Optionally, the processing module 902 is further configured to use lifestyle habits, polygenic risk scores, historical disease information of a plurality of users, and age characteristics of the plurality of users, which have causal relationships with the specified disease, as independent variables of the disease risk score model to be trained, and use disease identifiers of the plurality of users as dependent variables of the disease risk score model to be trained; based on independent variables and dependent variables, training the disease risk score model to be trained to obtain a disease risk score prediction model.

Optionally, the processing module 902 is further configured to obtain N data pairs according to the first statistics and the N second statistics; inputting N data pairs into a Mendelian randomization model to obtain N Mendelian randomization results; and determining living habits with causal relation with the specified diseases according to the N Mendelian randomization results.

Optionally, the processing module 902 is further configured to analyze N mendelian randomization results to obtain an analysis result; determining whether living habits in the first statistics have causal relation with the specified diseases according to the N Mendelian randomization results and the analysis results; if so, the lifestyle habit in the first statistics is determined as a lifestyle habit having a causal relationship with the specified disease.

Optionally, the processing module 902 is further configured to match the first statistics with N second statistics to obtain N original data pairs, where each of the N original data pairs includes a plurality of sets of association statistics of single nucleotide polymorphisms with lifestyles and a plurality of sets of association statistics of single nucleotide polymorphisms with specified diseases, and each set of association statistics of single nucleotide polymorphisms with lifestyles includes a minor allele frequency and a significance P value; and screening each of the N original data pairs according to the minor allele frequency and the significance P value to obtain N data pairs.

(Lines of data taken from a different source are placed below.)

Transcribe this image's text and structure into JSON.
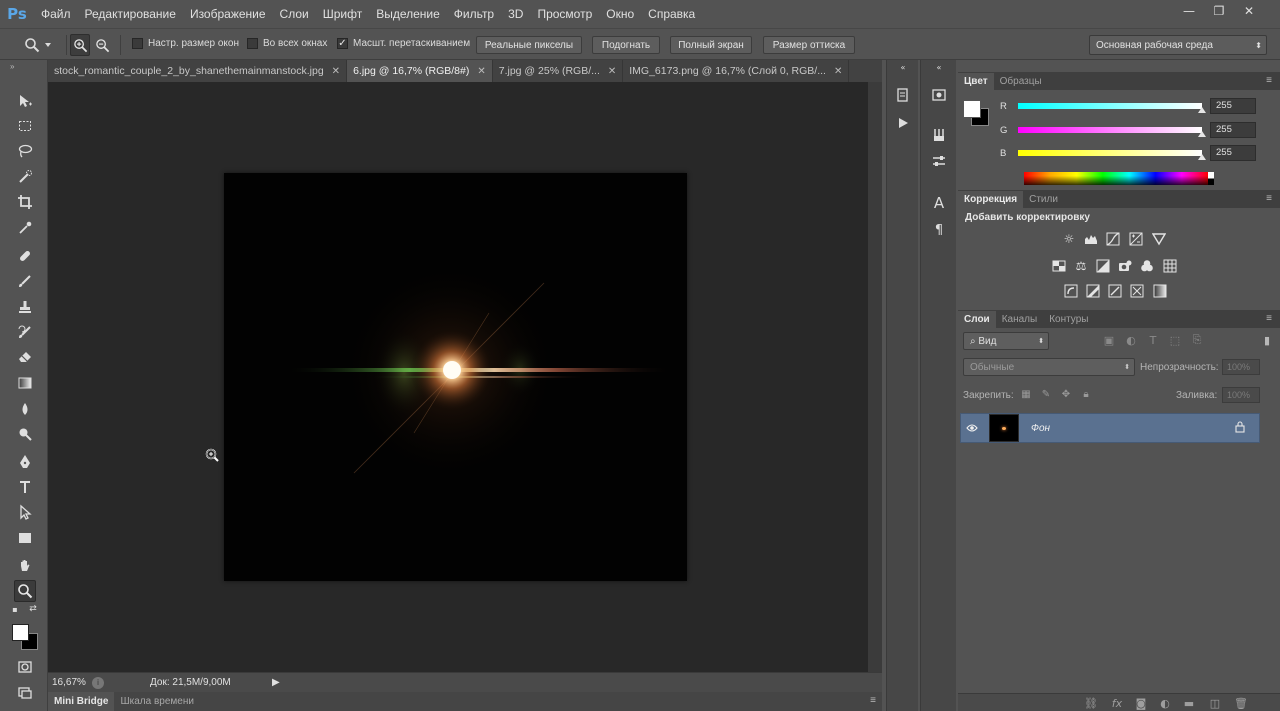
{
  "app": {
    "logo": "Ps"
  },
  "menu": [
    "Файл",
    "Редактирование",
    "Изображение",
    "Слои",
    "Шрифт",
    "Выделение",
    "Фильтр",
    "3D",
    "Просмотр",
    "Окно",
    "Справка"
  ],
  "window_controls": {
    "minimize": "—",
    "restore": "❐",
    "close": "✕"
  },
  "options": {
    "resize_windows_label": "Настр. размер окон",
    "resize_windows_checked": false,
    "all_windows_label": "Во всех окнах",
    "all_windows_checked": false,
    "scrubby_zoom_label": "Масшт. перетаскиванием",
    "scrubby_zoom_checked": true,
    "actual_pixels": "Реальные пикселы",
    "fit_screen": "Подогнать",
    "fill_screen": "Полный экран",
    "print_size": "Размер оттиска",
    "workspace": "Основная рабочая среда"
  },
  "tabs": [
    {
      "title": "stock_romantic_couple_2_by_shanethemainmanstock.jpg",
      "close": "✕",
      "active": false
    },
    {
      "title": "6.jpg @ 16,7% (RGB/8#)",
      "close": "✕",
      "active": true
    },
    {
      "title": "7.jpg @ 25% (RGB/...",
      "close": "✕",
      "active": false
    },
    {
      "title": "IMG_6173.png @ 16,7% (Слой 0, RGB/...",
      "close": "✕",
      "active": false
    }
  ],
  "status": {
    "zoom": "16,67%",
    "doc_info": "Док: 21,5M/9,00M",
    "arrow": "▶"
  },
  "bottom_tabs": [
    "Mini Bridge",
    "Шкала времени"
  ],
  "color_panel": {
    "tabs": [
      "Цвет",
      "Образцы"
    ],
    "channels": [
      {
        "label": "R",
        "value": "255",
        "gradient": "linear-gradient(to right,#00ffff,#ffffff)"
      },
      {
        "label": "G",
        "value": "255",
        "gradient": "linear-gradient(to right,#ff00ff,#ffffff)"
      },
      {
        "label": "B",
        "value": "255",
        "gradient": "linear-gradient(to right,#ffff00,#ffffff)"
      }
    ],
    "foreground": "#ffffff",
    "background": "#000000"
  },
  "adjustments_panel": {
    "tabs": [
      "Коррекция",
      "Стили"
    ],
    "title": "Добавить корректировку"
  },
  "layers_panel": {
    "tabs": [
      "Слои",
      "Каналы",
      "Контуры"
    ],
    "filter": "Вид",
    "blend_mode": "Обычные",
    "opacity_label": "Непрозрачность:",
    "opacity_value": "100%",
    "lock_label": "Закрепить:",
    "fill_label": "Заливка:",
    "fill_value": "100%",
    "layers": [
      {
        "name": "Фон",
        "visible": true,
        "locked": true
      }
    ]
  },
  "colors": {
    "accent_selection": "#5a7190",
    "canvas_bg": "#282828",
    "panel_bg": "#535353"
  }
}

Optionally, the processing module 902 is further configured to determine whether a significance P value of the correlation statistic between each set of single nucleotide polymorphisms of each of the N raw data pairs and lifestyle habits is less than a first threshold, and whether a minor allele frequency of the correlation statistic between each set of single nucleotide polymorphisms of each of the N raw data pairs and lifestyle habits is less than a second threshold; when the significance P value of the incidence relation statistic of the first single nucleotide polymorphism and the living habit of each of the N original data pairs is smaller than a first threshold value, and the minor allele frequency of the incidence relation statistic of the first single nucleotide polymorphism and the living habit of each of the N original data pairs is smaller than a second threshold value, the incidence relation statistic of the first single nucleotide polymorphism and the living habit of each of the N original data pairs is selected; and determining N data pairs according to the association relation statistics of the first single nucleotide polymorphism and the lifestyle habit in each original data pair.

Optionally, the processing module 902 is further configured to match the correlation statistics of the first single nucleotide polymorphism in each of the original data pairs with the lifestyle habits with the first database and the second database, determine N data pairs, where the single nucleotide polymorphism in each of the N data pairs is independent of the single nucleotide polymorphism in each of the original data pairs, and the single nucleotide polymorphism in the N data pairs does not include the single nucleotide polymorphism in the second database.

Optionally, the processing module 902 is further configured to randomly select a second statistic from the N second statistics; matching the selected second statistic with a third database to obtain a third statistic, wherein the third statistic comprises at least one group of incidence relation statistic of single nucleotide polymorphism and life habit, and the single nucleotide polymorphism in the third statistic is the single nucleotide polymorphism in the international human genome haplotype map plan; and inputting the third statistic and genotype data of the plurality of users into the first model to obtain the polygenic risk score.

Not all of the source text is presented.